The last few hours of my mom’s life was not pretty. I thought that she would pass in her sleep. Quietly. Or that she would have a heart attack and pass quickly. I never really thought of a prolonged slow death. The nurses administered the pump for the morphine. They gave her medication to help her relax and help with her agitation. She slept. My brother and I took turns sitting in the arm chair we had by her bedside. It is a scene I wish I could rewrite. It is a question I cried out to God so many a night while there. Why? Could He not let this cup pass from her? I feel such agitation right now, my heart is racing and I need to pause and take a deep breath as I write. And yet I must share this. It was a beautiful moment.
My mom laid there, she opened her eyes, moving them back and forth rapidly, yet not focusing or seeing us, as we sat on her bed, her head turning from side to side, her oxygen tube, a permanent fixture on her face providing what oxygen her body would allow as death waited to end her suffering.
It was 4:57 am, I sat on one side of her as my brother sat on her other. I remember feeling like I was having a heart attack. I leaned into her and said, “Mom, I love you.” In her state of being a shell of who she was, she slurred the words in a whisper of a voice, “I love you too.”
I was so shocked!
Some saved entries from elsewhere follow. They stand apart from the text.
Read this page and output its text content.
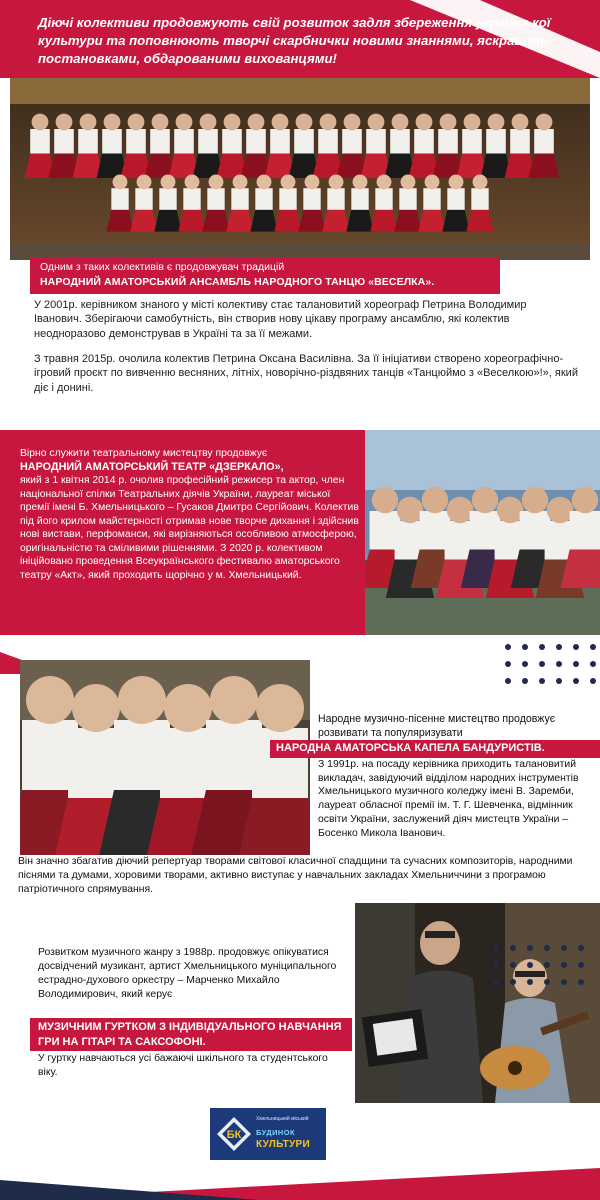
Діючі колективи продовжують свій розвиток задля збереження української культури та поповнюють творчі скарбнички новими знаннями, яскравими постановками, обдарованими вихованцями!
Одним з таких колективів є продовжувач традицій
НАРОДНИЙ АМАТОРСЬКИЙ АНСАМБЛЬ НАРОДНОГО ТАНЦЮ «ВЕСЕЛКА».
У 2001р. керівником знаного у місті колективу стає талановитий хореограф Петрина Володимир Іванович. Зберігаючи самобутність, він створив нову цікаву програму ансамблю, які колектив неодноразово демонстрував в Україні та за її межами.
З травня 2015р. очолила колектив Петрина Оксана Василівна. За її ініціативи створено хореографічно-ігровий проєкт по вивченню весняних, літніх, новорічно-різдвяних танців «Танцюймо з «Веселкою»!», який діє і донині.
Вірно служити театральному мистецтву продовжує
НАРОДНИЙ АМАТОРСЬКИЙ ТЕАТР «ДЗЕРКАЛО»,
який з 1 квітня 2014 р. очолив професійний режисер та актор, член національної спілки Театральних діячів України, лауреат міської премії імені Б. Хмельницького – Гусаков Дмитро Сергійович. Колектив під його крилом майстерності отримав нове творче дихання і здійснив нові вистави, перфоманси, які вирізняються особливою атмосферою, оригінальністю та сміливими рішеннями. З 2020 р. колективом ініційовано проведення Всеукраїнського фестивалю аматорського театру «Акт», який проходить щорічно у м. Хмельницький.
Народне музично-пісенне мистецтво продовжує розвивати та популяризувати
НАРОДНА АМАТОРСЬКА КАПЕЛА БАНДУРИСТІВ.
З 1991р. на посаду керівника приходить талановитий викладач, завідуючий відділом народних інструментів Хмельницького музичного коледжу імені В. Заремби, лауреат обласної премії ім. Т. Г. Шевченка, відмінник освіти України, заслужений діяч мистецтв України – Босенко Микола Іванович.
Він значно збагатив діючий репертуар творами світової класичної спадщини та сучасних композиторів, народними піснями та думами, хоровими творами, активно виступає у навчальних закладах Хмельниччини з програмою патріотичного спрямування.
Розвитком музичного жанру з 1988р. продовжує опікуватися досвідчений музикант, артист Хмельницького муніципального естрадно-духового оркестру – Марченко Михайло Володимирович, який керує
МУЗИЧНИМ ГУРТКОМ З ІНДИВІДУАЛЬНОГО НАВЧАННЯ ГРИ НА ГІТАРІ ТА САКСОФОНІ.
У гуртку навчаються усі бажаючі шкільного та студентського віку.
БК
Хмельницький міський
БУДИНОК
КУЛЬТУРИ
I looked at my brother and asked if he heard it?!! I suppose we did not think she was lucid enough to even understand or know we were there. I said it one more time, “Mom, we love you.” She repeated it again, in her slurred, whisper of a voice, “I love you too.” The beautiful thing was we were able to capture that on video. I can hear my mom telling me over and over that she loves me.
At 8:30 am on March 15, 2018 my mother who spent her whole life showing me with her particular love language that she loved me left me, her last words, “I love you.”